Я ещё вижу, как Лена из прихожей кивает мне с видом заговорщика и манит меня балетным чемоданчиком. И мама ещё что-то говорит. Я иду, как во сне, к большому наказательному креслу и сажусь в него глубоко и надолго. Все их уговоры и ругания — не для меня. Они для той девочки, что собиралась идти на бал. А я — это вовсе и не я. Безо всякого рёва я смотрю маме прямо в глаза. Наверное, так умирают на войне герои…
Потом я всё-таки заревела. Как только дверь за ними захлопнулась. Сначала громко, и пусть слёзы льются на это платье, которое я никогда, никогда не буду носить. Потом мне стало жалко платье, ведь это его обидели ни за что. Но слёз уже и не было, губы пересохли, и в горле было больно, и в голове. Я стала представлять, как умру от горя в этом кресле, в этом позорном кресле, куда нас усаживали за проступки вместо того, чтобы ставить в угол как всех нормальных детей. И как мама в своём королевском платье будет заламывать руки, а Юра с Леной реветь во весь голос. И прилетит с Севера из своей экспедиции папа, закричит на них прямо с порога и затопает ногами в меховых унтах…

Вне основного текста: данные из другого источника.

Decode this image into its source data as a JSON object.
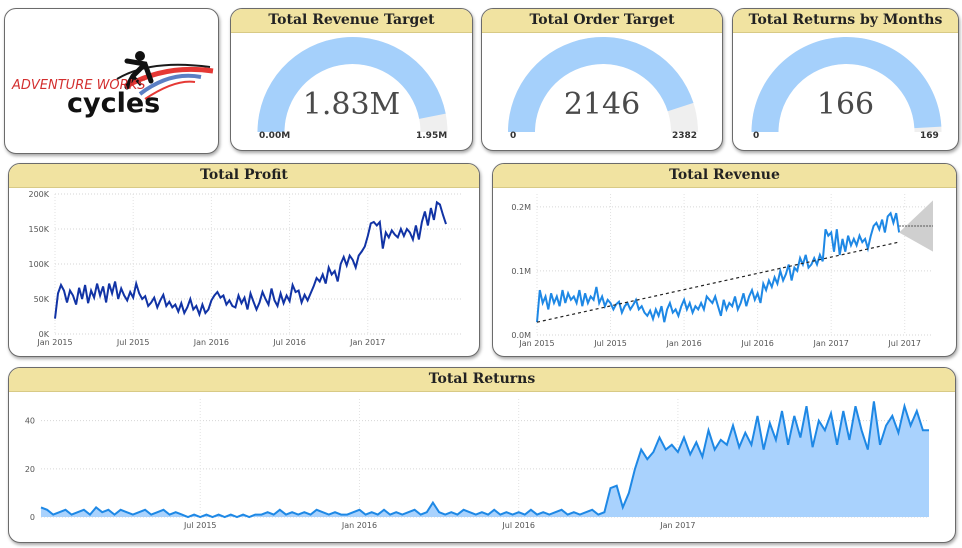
{
  "logo": {
    "line1": "ADVENTURE WORKS",
    "line2": "cycles"
  },
  "gauges": [
    {
      "title": "Total Revenue Target",
      "value": "1.83M",
      "min": "0.00M",
      "max": "1.95M",
      "fraction": 0.938
    },
    {
      "title": "Total Order Target",
      "value": "2146",
      "min": "0",
      "max": "2382",
      "fraction": 0.901
    },
    {
      "title": "Total Returns by Months",
      "value": "166",
      "min": "0",
      "max": "169",
      "fraction": 0.982
    }
  ],
  "colors": {
    "title_bar": "#f1e3a1",
    "gauge_fill": "#a5d0fb",
    "gauge_track": "#efefef",
    "profit_line": "#1133a5",
    "revenue_line": "#1e88e5",
    "returns_area": "#a9d2fd",
    "returns_line": "#1e88e5"
  },
  "chart_data": [
    {
      "type": "line",
      "title": "Total Profit",
      "x_tick_labels": [
        "Jan 2015",
        "Jul 2015",
        "Jan 2016",
        "Jul 2016",
        "Jan 2017"
      ],
      "y_tick_labels": [
        "0K",
        "50K",
        "100K",
        "150K",
        "200K"
      ],
      "ylim": [
        0,
        200000
      ],
      "x_start": "2015-01",
      "interval": "week",
      "values": [
        22000,
        58000,
        70000,
        62000,
        45000,
        62000,
        55000,
        42000,
        66000,
        50000,
        70000,
        44000,
        62000,
        52000,
        72000,
        55000,
        68000,
        45000,
        72000,
        58000,
        75000,
        50000,
        65000,
        55000,
        48000,
        60000,
        52000,
        72000,
        58000,
        50000,
        54000,
        40000,
        45000,
        52000,
        38000,
        48000,
        56000,
        40000,
        46000,
        38000,
        42000,
        32000,
        44000,
        30000,
        38000,
        50000,
        35000,
        40000,
        28000,
        42000,
        30000,
        35000,
        48000,
        55000,
        60000,
        52000,
        55000,
        42000,
        48000,
        40000,
        38000,
        55000,
        44000,
        52000,
        35000,
        58000,
        46000,
        35000,
        45000,
        60000,
        50000,
        42000,
        65000,
        48000,
        40000,
        58000,
        44000,
        55000,
        47000,
        70000,
        60000,
        62000,
        45000,
        56000,
        48000,
        58000,
        68000,
        80000,
        75000,
        85000,
        72000,
        95000,
        85000,
        90000,
        75000,
        100000,
        110000,
        98000,
        112000,
        106000,
        95000,
        112000,
        118000,
        125000,
        140000,
        158000,
        160000,
        155000,
        160000,
        122000,
        145000,
        138000,
        148000,
        142000,
        138000,
        150000,
        140000,
        150000,
        145000,
        135000,
        155000,
        135000,
        160000,
        175000,
        155000,
        180000,
        163000,
        188000,
        185000,
        170000,
        157000
      ],
      "grid": "dotted"
    },
    {
      "type": "line",
      "title": "Total Revenue",
      "x_tick_labels": [
        "Jan 2015",
        "Jul 2015",
        "Jan 2016",
        "Jul 2016",
        "Jan 2017",
        "Jul 2017"
      ],
      "y_tick_labels": [
        "0.0M",
        "0.1M",
        "0.2M"
      ],
      "ylim": [
        0,
        0.22
      ],
      "x_start": "2015-01",
      "interval": "week",
      "values": [
        0.02,
        0.07,
        0.05,
        0.06,
        0.04,
        0.065,
        0.05,
        0.06,
        0.045,
        0.07,
        0.05,
        0.065,
        0.055,
        0.06,
        0.05,
        0.07,
        0.045,
        0.065,
        0.05,
        0.06,
        0.055,
        0.075,
        0.05,
        0.06,
        0.045,
        0.055,
        0.05,
        0.04,
        0.048,
        0.052,
        0.035,
        0.045,
        0.05,
        0.04,
        0.047,
        0.055,
        0.04,
        0.045,
        0.035,
        0.03,
        0.038,
        0.025,
        0.04,
        0.03,
        0.045,
        0.02,
        0.04,
        0.05,
        0.035,
        0.04,
        0.03,
        0.045,
        0.055,
        0.04,
        0.05,
        0.035,
        0.045,
        0.04,
        0.05,
        0.04,
        0.06,
        0.055,
        0.05,
        0.06,
        0.045,
        0.03,
        0.055,
        0.04,
        0.05,
        0.045,
        0.06,
        0.04,
        0.05,
        0.065,
        0.045,
        0.06,
        0.07,
        0.055,
        0.065,
        0.05,
        0.08,
        0.07,
        0.085,
        0.075,
        0.09,
        0.08,
        0.1,
        0.085,
        0.095,
        0.11,
        0.085,
        0.105,
        0.1,
        0.12,
        0.11,
        0.125,
        0.105,
        0.11,
        0.12,
        0.11,
        0.125,
        0.115,
        0.165,
        0.155,
        0.16,
        0.13,
        0.165,
        0.125,
        0.15,
        0.13,
        0.155,
        0.14,
        0.15,
        0.14,
        0.155,
        0.145,
        0.15,
        0.135,
        0.155,
        0.17,
        0.175,
        0.165,
        0.18,
        0.16,
        0.185,
        0.19,
        0.175,
        0.19,
        0.16
      ],
      "trend_line": {
        "start": 0.02,
        "end": 0.145
      },
      "forecast": {
        "value": 0.17,
        "upper": 0.21,
        "lower": 0.13
      },
      "grid": "dotted"
    },
    {
      "type": "area",
      "title": "Total Returns",
      "x_tick_labels": [
        "Jul 2015",
        "Jan 2016",
        "Jul 2016",
        "Jan 2017"
      ],
      "y_tick_labels": [
        "0",
        "20",
        "40"
      ],
      "ylim": [
        0,
        49
      ],
      "x_start": "2015-01",
      "interval": "week",
      "values": [
        4,
        3,
        1,
        2,
        3,
        1,
        2,
        3,
        1,
        4,
        2,
        3,
        1,
        3,
        2,
        1,
        2,
        3,
        1,
        2,
        3,
        1,
        2,
        1,
        0,
        1,
        0,
        1,
        0,
        1,
        0,
        1,
        0,
        1,
        0,
        1,
        1,
        2,
        1,
        3,
        1,
        2,
        1,
        2,
        1,
        3,
        2,
        1,
        2,
        1,
        1,
        2,
        3,
        1,
        2,
        1,
        3,
        1,
        2,
        1,
        2,
        3,
        1,
        2,
        6,
        2,
        1,
        2,
        1,
        3,
        2,
        1,
        2,
        1,
        3,
        1,
        2,
        1,
        2,
        1,
        3,
        1,
        2,
        1,
        2,
        3,
        1,
        2,
        1,
        2,
        3,
        1,
        2,
        12,
        13,
        4,
        10,
        20,
        28,
        24,
        27,
        33,
        28,
        30,
        27,
        33,
        26,
        31,
        25,
        36,
        28,
        32,
        30,
        38,
        29,
        35,
        30,
        42,
        28,
        39,
        32,
        44,
        30,
        42,
        33,
        46,
        29,
        40,
        36,
        43,
        30,
        44,
        32,
        46,
        36,
        28,
        48,
        30,
        38,
        42,
        35,
        46,
        38,
        44,
        36,
        36
      ],
      "grid": "dotted"
    }
  ]
}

Представленная картина не приносила должного облегчения. Даже жалко стало Юру с Леной, они, конечно, предали меня, но ведь это всё из-за мамы… А мама — за что она меня так? Что я ей сделала? Пусть даже и задом наперёд… Она ведь по правде считает, что кисточки должны быть сзади, не назло… Слёзы вернулись и защипали глаза. Как же так? Если она по правде, значит — не виновата. Но разве бывает, чтобы никто не виноват — и так плохо?
Зажёгся свет в коридоре. Это вернулась из церкви бабушка. Я затаилась в своем кресле, предвкушая, как она ужаснётся, обнаружив меня, несчастную, в тёмной комнате. Но бабушка не сразу услышала мои всхлипы и рыдания.
— Ты что это здесь? Почему в клуб не пошла? Наказали тебя? Да не реви ты так, господи! Попей вот компотику…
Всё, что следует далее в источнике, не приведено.